The article also points out, World War II veterans come from a generation “in which expressing psychological symptoms or distress was pretty stigmatized. So these cases may have gone untreated as the vets did not seek treatment and were able to somehow suppress their symptoms and function.”
Others, like Lt. Col. Todd Yosick, told me serving in World War II and Iraq is “apples and oranges.” Yosick, who served in Iraq and is a social worker in the U.S. Army, told me, “The difference is turning it on and turning it off.” World War II vets were able to come home and stay home for good. Veterans nowadays return to the battlefield for multiple engagements. The constant adjusting to war, then home, then war can play with your mind and – these are my words, not Col. Yosick’s – can stress a soldier to the breaking point.

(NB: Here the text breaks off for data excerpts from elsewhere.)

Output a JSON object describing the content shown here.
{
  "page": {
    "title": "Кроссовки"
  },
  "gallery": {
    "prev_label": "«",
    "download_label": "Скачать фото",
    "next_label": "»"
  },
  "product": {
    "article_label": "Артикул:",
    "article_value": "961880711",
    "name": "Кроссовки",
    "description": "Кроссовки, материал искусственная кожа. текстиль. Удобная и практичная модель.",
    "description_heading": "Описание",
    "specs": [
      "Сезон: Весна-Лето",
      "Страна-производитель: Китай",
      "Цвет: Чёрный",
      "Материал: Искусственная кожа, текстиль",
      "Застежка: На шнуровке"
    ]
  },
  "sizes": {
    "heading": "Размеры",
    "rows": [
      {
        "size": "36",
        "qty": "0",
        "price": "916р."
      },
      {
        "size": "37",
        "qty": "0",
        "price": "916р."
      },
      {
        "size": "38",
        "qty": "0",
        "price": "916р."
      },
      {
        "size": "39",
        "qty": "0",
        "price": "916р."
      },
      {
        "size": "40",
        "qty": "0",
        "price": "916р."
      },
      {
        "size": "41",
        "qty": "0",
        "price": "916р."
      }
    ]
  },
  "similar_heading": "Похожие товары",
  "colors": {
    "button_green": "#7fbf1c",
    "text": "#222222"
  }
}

Veterans of World War II also had a mission they clearly understood and passionately believed in. “If the mission is foggy, then it makes it much more difficult for a (soldier) to justify killing,” Lyle told me. The secret to surviving war is if you “can justify the motive for (killing).” If you can, “it is heroic, not terroristic.”
That’s why so many Vietnam vets suffered from psychological problems. (The average age of male veterans who commit suicide is in the late 50s.) If you don’t know what you’re fighting for, it’s difficult to justify taking a life.
Sadly, if American troops do head back to the battlefield they will still grapple with a mission that’s foggy and a war with no discernible end.
So, I worry. Not that our brave men and women won’t ably serve to protect me, but that they’ll suffer for it and there is little, I, or anyone else can do that can truly compensate for that.